No, it simplifies to "everybody can retire, period".

> I don't hold that belief. Disparities and inequality are fundamental to human life

When someone refers to "wealth inequality", they're not talking about disparities of 1 or two orders of magnitude, they're talking about 5 or 6 orders of magnitude. Show me a disparity in beauty or health of 6 orders of magnitude.

It's pretty clear that these analogies are not remotely faithful to what we're discussing here.



> No, it simplifies to "everybody can retire, period".

Sure, I'd love that too. It's a great goal but not one that I remotely believe is actually achievable. Feel free to come back within the next 50 years and say you told me so if I end up being wrong.

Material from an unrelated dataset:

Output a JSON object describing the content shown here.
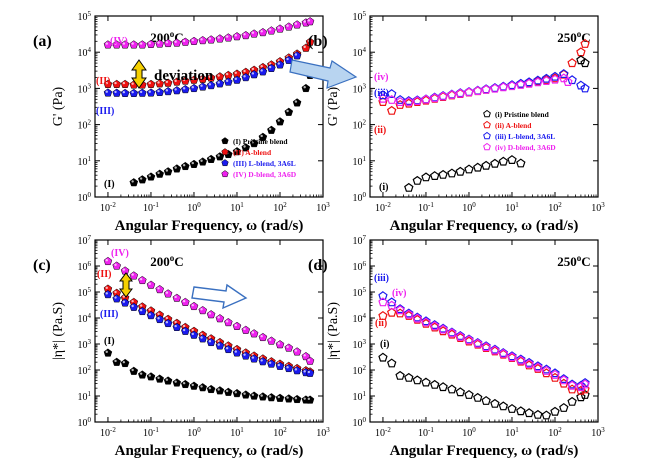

> When someone refers to "wealth inequality", they're not talking about disparities of 1 or two orders of magnitude, they're talking about 5 or 6 orders of magnitude.

This is an unfounded claim. I'd love to see what data you're basing this on.

> Show me a disparity in beauty or health of 6 orders of magnitude.

I can also easily show you disparities of that magnitude: just look at any of the many chronically ill patients that rack up medical expenses throughout their life, versus people who smoke and drink into their 80s and 90s without a problem and never see a doctor. You can easily use total lifetime medical cost as a metric if you want to meet your arbitrary disparity threshold. If you're in the "everyone's beautiful/healthy/smart in their own way" crowd then we have fundamentally different stances and there's little use talking further.